The objective of this research is to advance understanding of heterogeneous catalysis using experiments where catalytic metal nanoparticles are characterized one at a time in an electrochemical cell. Nanoparticles (NPs) are collections of matter that are between 1 and 1000 nanometers in size. They have received great attention because of their unique physical and chemical properties. Due to their high surface area and sizedependent reactivity, metal NPs have found applications in catalysis, sensors, and spectroscopy. We are primarily studying heterogeneous catalysis in the context of an electrochemical cell, where reactions are controlled in part by electricity. Heterogeneous catalysis, especially using metal catalysts, is critical for the development of fuel cells, batteries, and sensors. A common example of heterogeneous catalysis is found in catalytic converters in cars. Using transition metals such as rhodium, platinum, and palladium, catalytic converters catalyze the reaction of harmful carbon monoxide to form carbon dioxide and water. NPs are especially efficient in this application due to their high surface area.
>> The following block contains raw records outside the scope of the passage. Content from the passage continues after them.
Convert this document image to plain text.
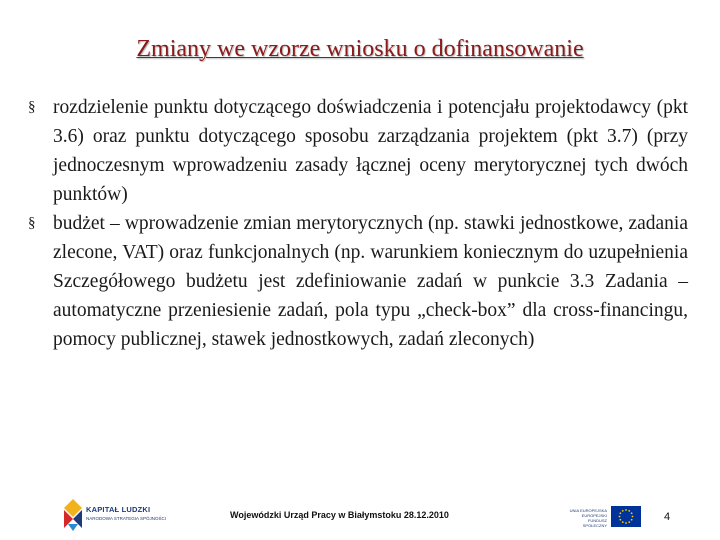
Zmiany we wzorze wniosku o dofinansowanie
§ rozdzielenie punktu dotyczącego doświadczenia i potencjału projektodawcy (pkt 3.6) oraz punktu dotyczącego sposobu zarządzania projektem (pkt 3.7) (przy jednoczesnym wprowadzeniu zasady łącznej oceny merytorycznej tych dwóch punktów)
§ budżet – wprowadzenie zmian merytorycznych (np. stawki jednostkowe, zadania zlecone, VAT) oraz funkcjonalnych (np. warunkiem koniecznym do uzupełnienia Szczegółowego budżetu jest zdefiniowanie zadań w punkcie 3.3 Zadania – automatyczne przeniesienie zadań, pola typu „check-box” dla cross-financingu, pomocy publicznej, stawek jednostkowych, zadań zleconych)
KAPITAŁ LUDZKI
NARODOWA STRATEGIA SPÓJNOŚCI	Wojewódzki Urząd Pracy w Białymstoku 28.12.2010	UNIA EUROPEJSKA EUROPEJSKI FUNDUSZ SPOŁECZNY
4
The main experimental focus of this work is a technique called electrocatalytic amplification, where chemical reactions may be recorded at individual nanoparticles striking a larger area electrode. The strength of this measurement is that information is provided on a per-particle basis, rather than averaged over many particles as in a conventional measurement. In this project, platinum, rhodium, and iridium nanoparticles were first synthesized by the reduction of their chloride salts, under varying conditions. We have worked towards the synthesis of various transition metal nanoparticles in facile, aqueous, one-pot syntheses using citrate as a capping agent and sodium borohydride as the reducing agent. The synthesized particles were then characterized using transmission electron microscopy (TEM). Of these particle syntheses, iridium has proved the most challenging due to the comparatively low stability of citrate-capped iridium NPs in solution.
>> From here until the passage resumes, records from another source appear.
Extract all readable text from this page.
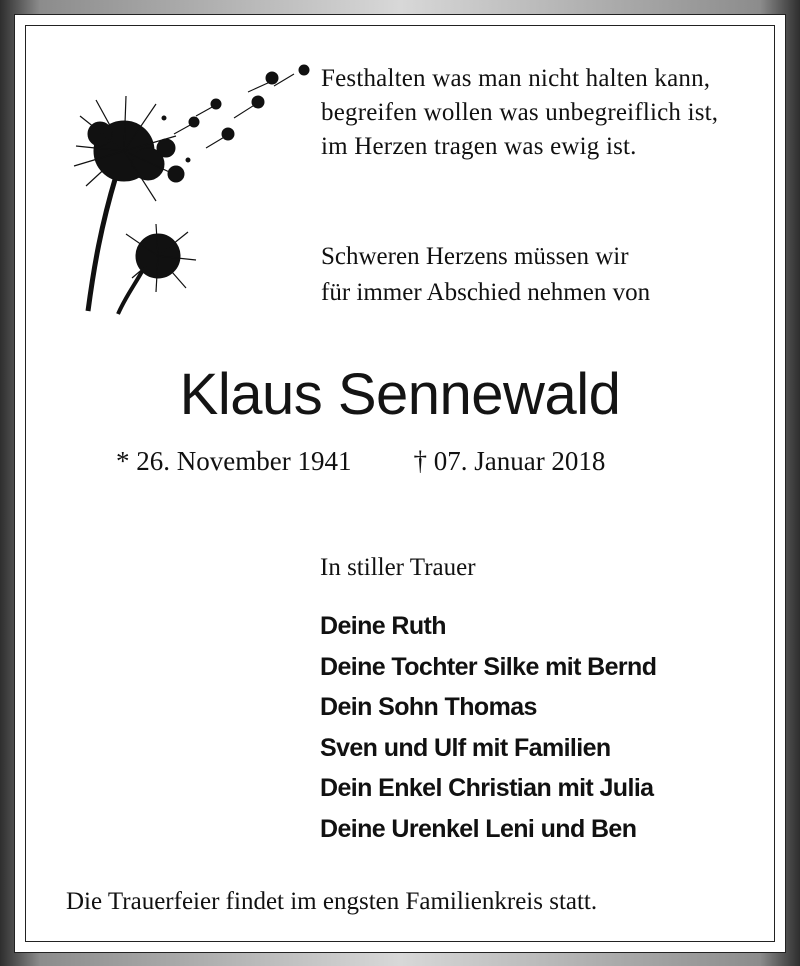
Festhalten was man nicht halten kann,
begreifen wollen was unbegreiflich ist,
im Herzen tragen was ewig ist.
Schweren Herzens müssen wir
für immer Abschied nehmen von
Klaus Sennewald
* 26. November 1941 † 07. Januar 2018
In stiller Trauer
Deine Ruth
Deine Tochter Silke mit Bernd
Dein Sohn Thomas
Sven und Ulf mit Familien
Dein Enkel Christian mit Julia
Deine Urenkel Leni und Ben
Die Trauerfeier findet im engsten Familienkreis statt.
To date, our group has been able to synthesize rhodium, iridium, platinum, and palladium nanoparticles with diameters of less than 10 nm that were successfully used in electrocatalytic amplification detection experiments. In these experiments, the hydrazine oxidation reaction (a chemical reaction with relevance to fuel cells) was observed at individual nanoparticles of the different metals in an electrochemical cell. Individual NP/electrode collision events are recognized by spike or step shaped current transients in plots of the electrode current vs. time. The size of these transients provides information about the nanoparticle size and reactivity. In application, this technique could be used to assist in identifying which NPs in a sample are most effective at catalyzing a desired reaction.
The overall goal of this project is to extend the electrocatalytic amplification experiment to new nanoparticle types and new reactions, in particular systems relevant to the design of chemical sensors and energy devices. The bulk of literature on NP/electrode collisions has appeared in just the last 5 years, with the majority of reports limited to platinum nanoparticles. Extending this method to new materials will both advance fundamental understanding of catalysis and push the technique closer to practical applications in catalyst development.
*This scholar and faculty mentor have requested that only an abstract be published.